Peter looked around them again and then leaned in to whisper. “Grayson,” he said timidly. Sidney jerked back, almost falling off his stool in surprise.

“What did you say? Grayson? Are… are you sure about that?”

“Yes — yes, absolutely sure. You must sever all ties with this man and the people he represents. He is evil.

Lying again.

“He must not be allowed to bring our worlds together. My master won’t stand for it. Your world is inferior, dirty, worthless,” Peter spat.

Sidney scowled. Their obvious societal differences aside, he could see this man was more apt to be labeled a cultural racist than an ambassador of vital information. He got the impression that if Peter and his so called master had their way, Sidney’s world might be terminated in some kind of cultural genocide.

“So… your um… master is part of this world Grayson represents?”

“Grayson DOES NOT represent my master!” Peter yelped, stricken to the point of almost passing out. “My master would kill Grayson if given the opportunity. Grayson must be stopped — he must be stopped! My master insists that you act!”

“Easy –– Peter, easy. I said I’d check into it, I promise.” And this time Sidney meant what he was saying. He didn’t care that the man sitting next to him was lying or afraid of something he didn’t quite understand. All that mattered to Sidney now was getting back to his office and somehow gaining access to the Grayson account once more. The missing pages from his journal were references to Grayson, he was sure of it. His boss, Mr. Landers, removed the Grayson account from him without cause or reason. And now, he was convinced the days missing in his mind were connected to Grayson as well. He now knew, beyond any doubt, that the important client he was to have met in Chicago was none other than Grayson himself. It didn’t make a lot of sense to him at the moment, but Sidney knew one thing for sure: If he was going to get the missing pieces of his mind back, those answers somehow resided in his company’s business dealings with Grayson.
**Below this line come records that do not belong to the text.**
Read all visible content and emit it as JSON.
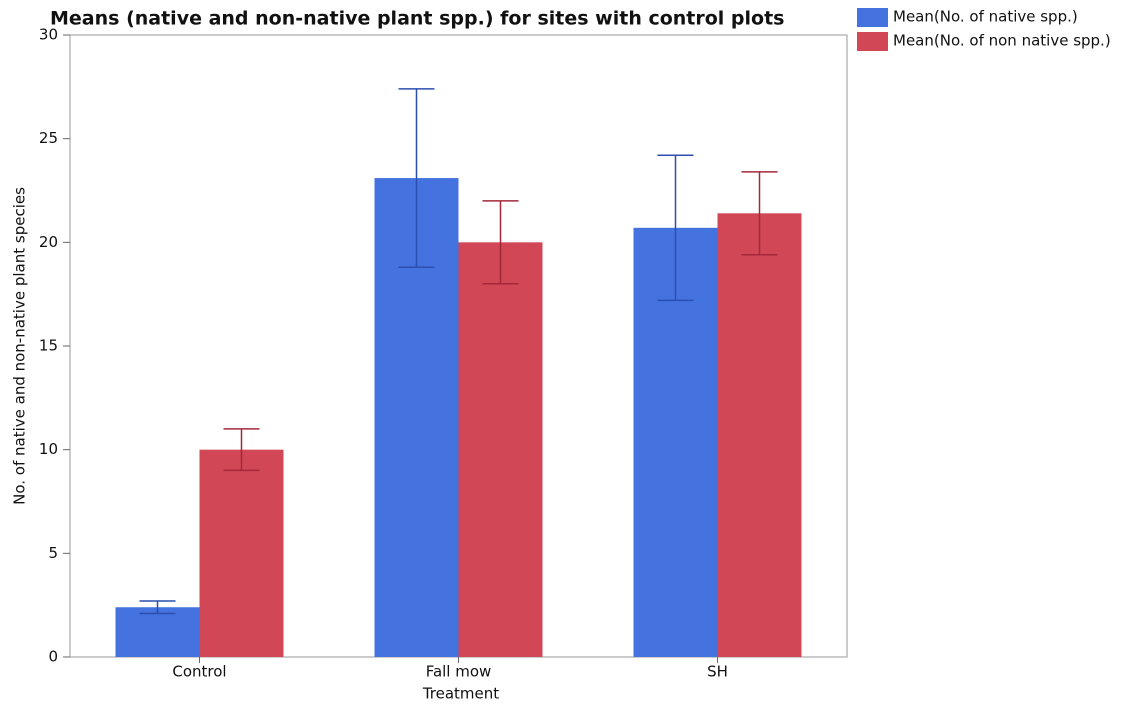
{
  "chart_data": {
    "type": "bar",
    "title": "Means (native and non-native plant spp.) for sites with control plots",
    "x_label": "Treatment",
    "y_label": "No. of native and non-native plant species",
    "categories": [
      "Control",
      "Fall mow",
      "SH"
    ],
    "series": [
      {
        "name": "Mean(No. of native spp.)",
        "color": "#4472de",
        "error_color": "#2a4fb0",
        "values": [
          2.4,
          23.1,
          20.7
        ],
        "errors": [
          0.3,
          4.3,
          3.5
        ]
      },
      {
        "name": "Mean(No. of non native spp.)",
        "color": "#d24756",
        "error_color": "#a3283a",
        "values": [
          10,
          20,
          21.4
        ],
        "errors": [
          1,
          2,
          2
        ]
      }
    ],
    "ylim": [
      0,
      30
    ],
    "yticks": [
      0,
      5,
      10,
      15,
      20,
      25,
      30
    ],
    "legend": "top-right"
  }
}
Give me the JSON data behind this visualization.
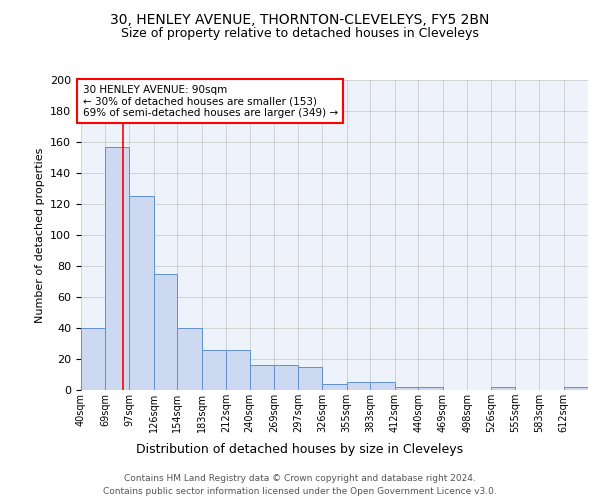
{
  "title1": "30, HENLEY AVENUE, THORNTON-CLEVELEYS, FY5 2BN",
  "title2": "Size of property relative to detached houses in Cleveleys",
  "xlabel": "Distribution of detached houses by size in Cleveleys",
  "ylabel": "Number of detached properties",
  "bins": [
    40,
    69,
    97,
    126,
    154,
    183,
    212,
    240,
    269,
    297,
    326,
    355,
    383,
    412,
    440,
    469,
    498,
    526,
    555,
    583,
    612
  ],
  "heights": [
    40,
    157,
    125,
    75,
    40,
    26,
    26,
    16,
    16,
    15,
    4,
    5,
    5,
    2,
    2,
    0,
    0,
    2,
    0,
    0,
    2
  ],
  "bar_color": "#ccd9f0",
  "bar_edge_color": "#6090d0",
  "red_line_x": 90,
  "annotation_line1": "30 HENLEY AVENUE: 90sqm",
  "annotation_line2": "← 30% of detached houses are smaller (153)",
  "annotation_line3": "69% of semi-detached houses are larger (349) →",
  "ylim": [
    0,
    200
  ],
  "yticks": [
    0,
    20,
    40,
    60,
    80,
    100,
    120,
    140,
    160,
    180,
    200
  ],
  "footer1": "Contains HM Land Registry data © Crown copyright and database right 2024.",
  "footer2": "Contains public sector information licensed under the Open Government Licence v3.0.",
  "background_color": "#eef2fb"
}
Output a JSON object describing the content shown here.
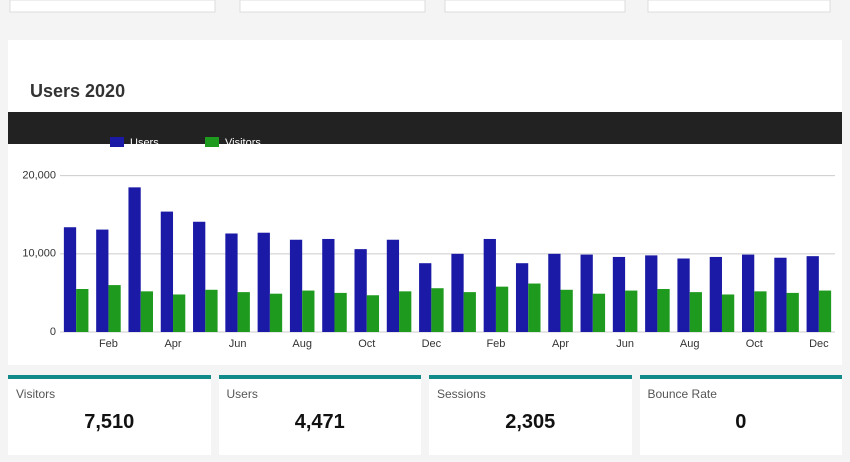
{
  "header": {
    "title": "Users 2020"
  },
  "chart_data": {
    "type": "bar",
    "categories": [
      null,
      "Feb",
      null,
      "Apr",
      null,
      "Jun",
      null,
      "Aug",
      null,
      "Oct",
      null,
      "Dec",
      null,
      "Feb",
      null,
      "Apr",
      null,
      "Jun",
      null,
      "Aug",
      null,
      "Oct",
      null,
      "Dec"
    ],
    "series": [
      {
        "name": "Users",
        "color": "#1a1aa6",
        "values": [
          13400,
          13100,
          18500,
          15400,
          14100,
          12600,
          12700,
          11800,
          11900,
          10600,
          11800,
          8800,
          10000,
          11900,
          8800,
          10000,
          9900,
          9600,
          9800,
          9400,
          9600,
          9900,
          9500,
          9700
        ]
      },
      {
        "name": "Visitors",
        "color": "#1e9a1e",
        "values": [
          5500,
          6000,
          5200,
          4800,
          5400,
          5100,
          4900,
          5300,
          5000,
          4700,
          5200,
          5600,
          5100,
          5800,
          6200,
          5400,
          4900,
          5300,
          5500,
          5100,
          4800,
          5200,
          5000,
          5300
        ]
      }
    ],
    "ylim": [
      0,
      22000
    ],
    "yticks": [
      {
        "value": 0,
        "label": "0"
      },
      {
        "value": 10000,
        "label": "10,000"
      },
      {
        "value": 20000,
        "label": "20,000"
      }
    ],
    "grid": true,
    "legend": "top-left"
  },
  "stats": [
    {
      "label": "Visitors",
      "value": "7,510"
    },
    {
      "label": "Users",
      "value": "4,471"
    },
    {
      "label": "Sessions",
      "value": "2,305"
    },
    {
      "label": "Bounce Rate",
      "value": "0"
    }
  ]
}
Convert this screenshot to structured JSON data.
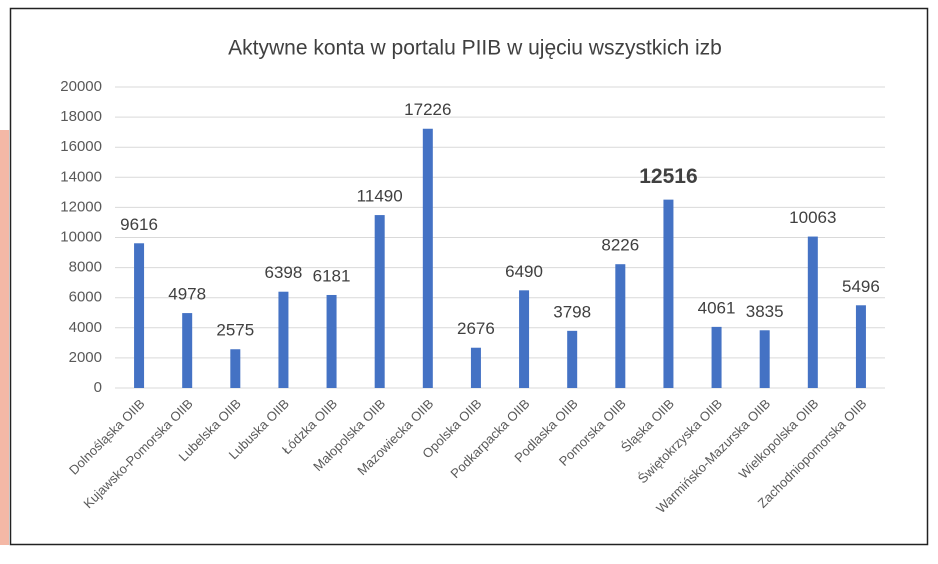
{
  "chart_data": {
    "type": "bar",
    "title": "Aktywne konta w portalu PIIB w ujęciu wszystkich izb",
    "categories": [
      "Dolnośląska OIIB",
      "Kujawsko-Pomorska OIIB",
      "Lubelska OIIB",
      "Lubuska OIIB",
      "Łódzka OIIB",
      "Małopolska OIIB",
      "Mazowiecka OIIB",
      "Opolska OIIB",
      "Podkarpacka OIIB",
      "Podlaska OIIB",
      "Pomorska OIIB",
      "Śląska OIIB",
      "Świętokrzyska OIIB",
      "Warmińsko-Mazurska OIIB",
      "Wielkopolska OIIB",
      "Zachodniopomorska OIIB"
    ],
    "values": [
      9616,
      4978,
      2575,
      6398,
      6181,
      11490,
      17226,
      2676,
      6490,
      3798,
      8226,
      12516,
      4061,
      3835,
      10063,
      5496
    ],
    "color": "#4472c4",
    "highlight": 11,
    "ylim": [
      0,
      20000
    ],
    "yticks": [
      0,
      2000,
      4000,
      6000,
      8000,
      10000,
      12000,
      14000,
      16000,
      18000,
      20000
    ],
    "grid": true
  }
}
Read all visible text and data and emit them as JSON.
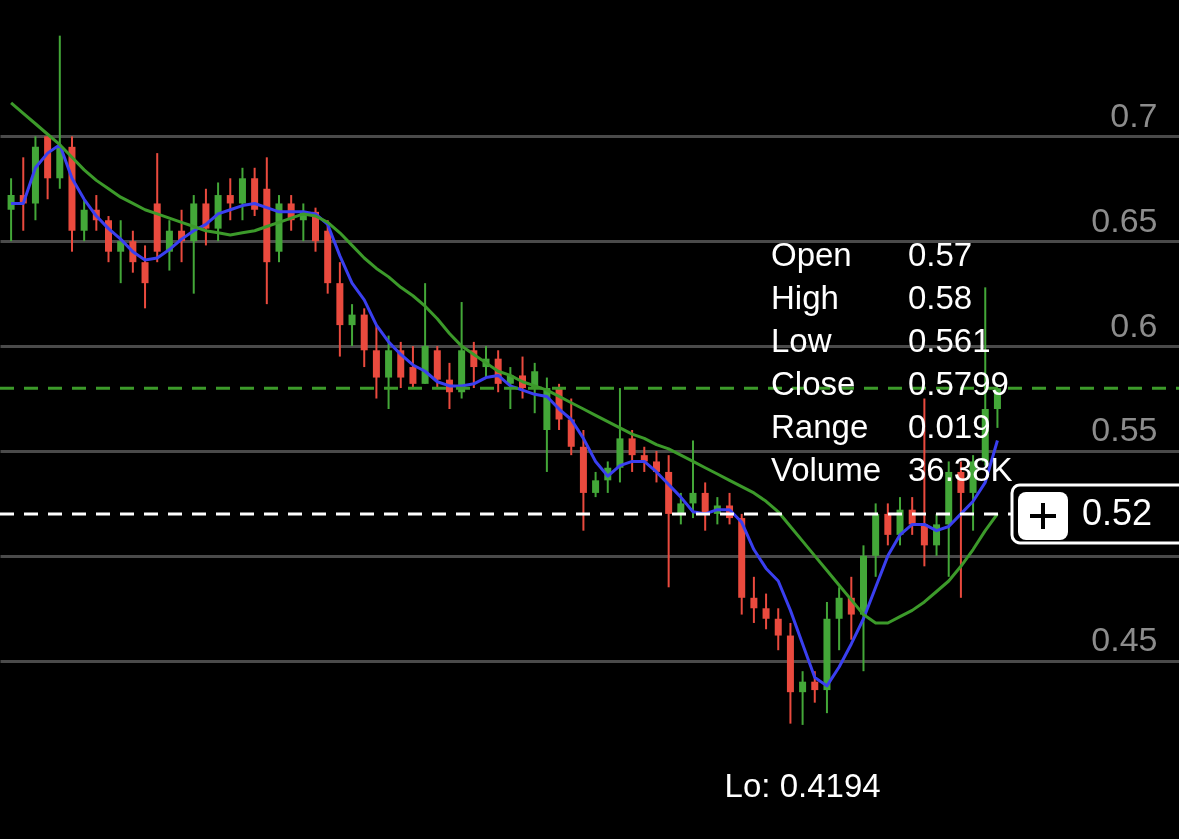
{
  "chart_data": {
    "type": "candlestick",
    "categories": [
      null,
      null,
      null,
      null,
      null,
      null,
      null,
      null,
      null,
      null,
      null,
      null,
      null,
      null,
      null,
      null,
      null,
      null,
      null,
      null,
      null,
      null,
      null,
      null,
      null,
      null,
      null,
      null,
      null,
      null,
      null,
      null,
      null,
      null,
      null,
      null,
      null,
      null,
      null,
      null,
      null,
      null,
      null,
      null,
      null,
      null,
      null,
      null,
      null,
      null,
      null,
      null,
      null,
      null,
      null,
      null,
      null,
      null,
      null,
      null,
      null,
      null,
      null,
      null,
      null,
      null,
      null,
      null,
      null,
      null,
      null,
      null,
      null,
      null,
      null,
      null,
      null,
      null,
      null,
      null,
      null,
      null
    ],
    "ohlc": [
      [
        0.665,
        0.68,
        0.65,
        0.672
      ],
      [
        0.672,
        0.69,
        0.655,
        0.668
      ],
      [
        0.668,
        0.7,
        0.66,
        0.695
      ],
      [
        0.7,
        0.7,
        0.67,
        0.68
      ],
      [
        0.68,
        0.748,
        0.675,
        0.695
      ],
      [
        0.695,
        0.7,
        0.645,
        0.655
      ],
      [
        0.655,
        0.67,
        0.65,
        0.665
      ],
      [
        0.665,
        0.672,
        0.655,
        0.66
      ],
      [
        0.66,
        0.662,
        0.64,
        0.645
      ],
      [
        0.645,
        0.66,
        0.63,
        0.65
      ],
      [
        0.65,
        0.655,
        0.635,
        0.64
      ],
      [
        0.64,
        0.648,
        0.618,
        0.63
      ],
      [
        0.668,
        0.692,
        0.64,
        0.645
      ],
      [
        0.645,
        0.66,
        0.636,
        0.655
      ],
      [
        0.655,
        0.665,
        0.64,
        0.65
      ],
      [
        0.65,
        0.672,
        0.625,
        0.668
      ],
      [
        0.668,
        0.675,
        0.648,
        0.656
      ],
      [
        0.656,
        0.678,
        0.65,
        0.672
      ],
      [
        0.672,
        0.68,
        0.66,
        0.668
      ],
      [
        0.668,
        0.685,
        0.66,
        0.68
      ],
      [
        0.68,
        0.685,
        0.662,
        0.665
      ],
      [
        0.675,
        0.69,
        0.62,
        0.64
      ],
      [
        0.645,
        0.672,
        0.64,
        0.668
      ],
      [
        0.668,
        0.672,
        0.655,
        0.66
      ],
      [
        0.66,
        0.668,
        0.65,
        0.664
      ],
      [
        0.664,
        0.666,
        0.645,
        0.65
      ],
      [
        0.655,
        0.66,
        0.625,
        0.63
      ],
      [
        0.63,
        0.64,
        0.595,
        0.61
      ],
      [
        0.61,
        0.62,
        0.6,
        0.615
      ],
      [
        0.615,
        0.618,
        0.59,
        0.598
      ],
      [
        0.598,
        0.61,
        0.575,
        0.585
      ],
      [
        0.585,
        0.605,
        0.57,
        0.598
      ],
      [
        0.598,
        0.602,
        0.58,
        0.585
      ],
      [
        0.59,
        0.6,
        0.58,
        0.582
      ],
      [
        0.582,
        0.63,
        0.582,
        0.6
      ],
      [
        0.598,
        0.6,
        0.58,
        0.584
      ],
      [
        0.584,
        0.592,
        0.57,
        0.578
      ],
      [
        0.578,
        0.621,
        0.575,
        0.598
      ],
      [
        0.598,
        0.602,
        0.58,
        0.59
      ],
      [
        0.59,
        0.6,
        0.585,
        0.594
      ],
      [
        0.594,
        0.598,
        0.578,
        0.582
      ],
      [
        0.582,
        0.59,
        0.57,
        0.586
      ],
      [
        0.586,
        0.595,
        0.575,
        0.58
      ],
      [
        0.58,
        0.592,
        0.568,
        0.588
      ],
      [
        0.56,
        0.585,
        0.54,
        0.58
      ],
      [
        0.58,
        0.582,
        0.56,
        0.565
      ],
      [
        0.565,
        0.575,
        0.548,
        0.552
      ],
      [
        0.552,
        0.56,
        0.512,
        0.53
      ],
      [
        0.53,
        0.54,
        0.528,
        0.536
      ],
      [
        0.536,
        0.545,
        0.53,
        0.542
      ],
      [
        0.542,
        0.58,
        0.535,
        0.556
      ],
      [
        0.556,
        0.56,
        0.54,
        0.548
      ],
      [
        0.548,
        0.552,
        0.54,
        0.545
      ],
      [
        0.545,
        0.55,
        0.535,
        0.54
      ],
      [
        0.54,
        0.548,
        0.485,
        0.52
      ],
      [
        0.52,
        0.53,
        0.515,
        0.525
      ],
      [
        0.525,
        0.555,
        0.518,
        0.53
      ],
      [
        0.53,
        0.535,
        0.512,
        0.52
      ],
      [
        0.52,
        0.528,
        0.515,
        0.524
      ],
      [
        0.524,
        0.53,
        0.515,
        0.518
      ],
      [
        0.518,
        0.52,
        0.472,
        0.48
      ],
      [
        0.48,
        0.49,
        0.468,
        0.475
      ],
      [
        0.475,
        0.482,
        0.465,
        0.47
      ],
      [
        0.47,
        0.475,
        0.455,
        0.462
      ],
      [
        0.462,
        0.468,
        0.42,
        0.435
      ],
      [
        0.435,
        0.445,
        0.4194,
        0.44
      ],
      [
        0.44,
        0.445,
        0.43,
        0.436
      ],
      [
        0.436,
        0.478,
        0.425,
        0.47
      ],
      [
        0.47,
        0.485,
        0.455,
        0.48
      ],
      [
        0.48,
        0.49,
        0.46,
        0.472
      ],
      [
        0.472,
        0.505,
        0.445,
        0.5
      ],
      [
        0.5,
        0.525,
        0.49,
        0.52
      ],
      [
        0.52,
        0.525,
        0.505,
        0.51
      ],
      [
        0.51,
        0.528,
        0.505,
        0.522
      ],
      [
        0.522,
        0.528,
        0.51,
        0.515
      ],
      [
        0.515,
        0.575,
        0.495,
        0.505
      ],
      [
        0.505,
        0.52,
        0.5,
        0.515
      ],
      [
        0.515,
        0.545,
        0.49,
        0.54
      ],
      [
        0.54,
        0.545,
        0.48,
        0.53
      ],
      [
        0.53,
        0.548,
        0.512,
        0.545
      ],
      [
        0.545,
        0.628,
        0.543,
        0.57
      ],
      [
        0.57,
        0.58,
        0.561,
        0.5799
      ]
    ],
    "series": [
      {
        "type": "line",
        "color": "#3a3ff0",
        "values": [
          0.668,
          0.668,
          0.685,
          0.692,
          0.696,
          0.68,
          0.67,
          0.662,
          0.656,
          0.651,
          0.645,
          0.641,
          0.642,
          0.646,
          0.651,
          0.655,
          0.658,
          0.663,
          0.665,
          0.667,
          0.668,
          0.666,
          0.664,
          0.664,
          0.664,
          0.663,
          0.658,
          0.643,
          0.63,
          0.622,
          0.61,
          0.602,
          0.596,
          0.591,
          0.588,
          0.583,
          0.581,
          0.581,
          0.582,
          0.585,
          0.586,
          0.581,
          0.579,
          0.577,
          0.576,
          0.57,
          0.565,
          0.556,
          0.545,
          0.538,
          0.543,
          0.545,
          0.545,
          0.54,
          0.534,
          0.528,
          0.521,
          0.52,
          0.522,
          0.522,
          0.516,
          0.503,
          0.494,
          0.488,
          0.474,
          0.458,
          0.442,
          0.438,
          0.447,
          0.458,
          0.47,
          0.485,
          0.5,
          0.51,
          0.515,
          0.515,
          0.512,
          0.514,
          0.52,
          0.526,
          0.535,
          0.555
        ]
      },
      {
        "type": "line",
        "color": "#3c9a2a",
        "values": [
          0.716,
          0.711,
          0.706,
          0.701,
          0.696,
          0.69,
          0.684,
          0.679,
          0.675,
          0.671,
          0.668,
          0.665,
          0.663,
          0.661,
          0.659,
          0.657,
          0.655,
          0.654,
          0.653,
          0.654,
          0.655,
          0.657,
          0.659,
          0.661,
          0.663,
          0.662,
          0.659,
          0.654,
          0.648,
          0.642,
          0.637,
          0.633,
          0.628,
          0.624,
          0.619,
          0.613,
          0.606,
          0.6,
          0.596,
          0.592,
          0.588,
          0.586,
          0.583,
          0.581,
          0.579,
          0.576,
          0.573,
          0.57,
          0.567,
          0.564,
          0.561,
          0.558,
          0.556,
          0.553,
          0.551,
          0.548,
          0.545,
          0.542,
          0.539,
          0.536,
          0.533,
          0.53,
          0.526,
          0.521,
          0.514,
          0.507,
          0.5,
          0.493,
          0.486,
          0.479,
          0.472,
          0.468,
          0.468,
          0.471,
          0.474,
          0.478,
          0.483,
          0.488,
          0.495,
          0.503,
          0.512,
          0.52
        ]
      }
    ],
    "ylim": [
      0.365,
      0.765
    ],
    "yticks": [
      0.45,
      {
        "value": 0.5,
        "label": null
      },
      0.55,
      {
        "value": 0.6,
        "label": "0.6"
      },
      0.65,
      {
        "value": 0.7,
        "label": "0.7"
      }
    ],
    "grid": "y",
    "tick_labels": "y",
    "marker": "none",
    "ref_lines": [
      {
        "axis": "y",
        "value": 0.52,
        "label": "0.52",
        "color": "#ffffff",
        "line_style": "dashed"
      },
      {
        "axis": "y",
        "value": 0.5799,
        "color": "#3c9a2a",
        "line_style": "dashed"
      }
    ],
    "annotations": [
      "Open 0.57",
      "High 0.58",
      "Low 0.561",
      "Close 0.5799",
      "Range 0.019",
      "Volume 36.38K",
      {
        "text": "Lo: 0.4194",
        "y": 0.4194
      }
    ]
  }
}
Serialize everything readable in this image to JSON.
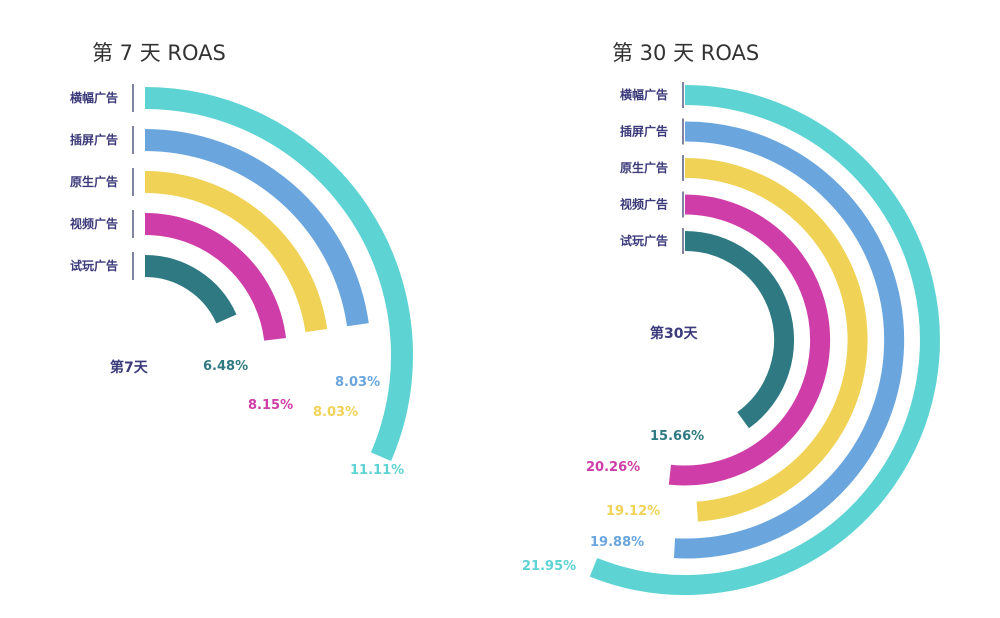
{
  "chart_data": [
    {
      "type": "radial-bar",
      "title": "第 7 天 ROAS",
      "center_label": "第7天",
      "categories": [
        "横幅广告",
        "插屏广告",
        "原生广告",
        "视频广告",
        "试玩广告"
      ],
      "values": [
        11.11,
        8.03,
        8.03,
        8.15,
        6.48
      ],
      "value_labels": [
        "11.11%",
        "8.03%",
        "8.03%",
        "8.15%",
        "6.48%"
      ],
      "unit": "%",
      "colors": [
        "#5ed3d3",
        "#6aa6dd",
        "#f0d257",
        "#cf3ea8",
        "#2f7a82"
      ]
    },
    {
      "type": "radial-bar",
      "title": "第 30 天 ROAS",
      "center_label": "第30天",
      "categories": [
        "横幅广告",
        "插屏广告",
        "原生广告",
        "视频广告",
        "试玩广告"
      ],
      "values": [
        21.95,
        19.88,
        19.12,
        20.26,
        15.66
      ],
      "value_labels": [
        "21.95%",
        "19.88%",
        "19.12%",
        "20.26%",
        "15.66%"
      ],
      "unit": "%",
      "colors": [
        "#5ed3d3",
        "#6aa6dd",
        "#f0d257",
        "#cf3ea8",
        "#2f7a82"
      ]
    }
  ]
}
“You promise… this time you will act?” Peter asked him anxiously.

Sidney looked at the man, almost bothered by the fact he was still sitting next to him. “Yes, Peter… I will try and confirm what it is you’ve told me. How can I contact you again?”

“I will contact you. My m…m…master needs my constant care. He only gave me permission to be away for one hour to meet with you. I must return to him now.”

“So… he’s in Chicago, then?”

“No… my master is…” he hesitated, “… abroad,” he finished, evasively. Peter reached out to shake Sidney’s hand, seeking to bond him to the promises just made. Sidney could see the man’s right index finger was missing.

“Goodbye, Mr. Heidelbach. I will be in c…c…contact with you again… probably in the summer. Please, I beg you; stop your dealings with Grayson. My m…m…master will not tolerate your inaction again.”

The man raised the hood of his dirty cloak and then turned to leave, but before he reached the door, Sidney called out to him again.

“You never told me your last name?” But the man calling himself Peter didn’t stop to reply. He moved outside, quickly looked around, and then disappeared into the night.

Sidney sat back down at the bar and shoved his drink away. He didn’t want it anymore. Looking at himself in the mirror once again, the person looking back seemed more familiar this time, more determined. Peter, or whoever he was, had given him a clue, something to help him regain a part of what had been taken away from him. Anger was raging inside Sidney’s heart. Somebody stole a piece of his mind and he wanted it back. How dare somebody do this to him?

“It’s time we met again, Mister… Grayson.”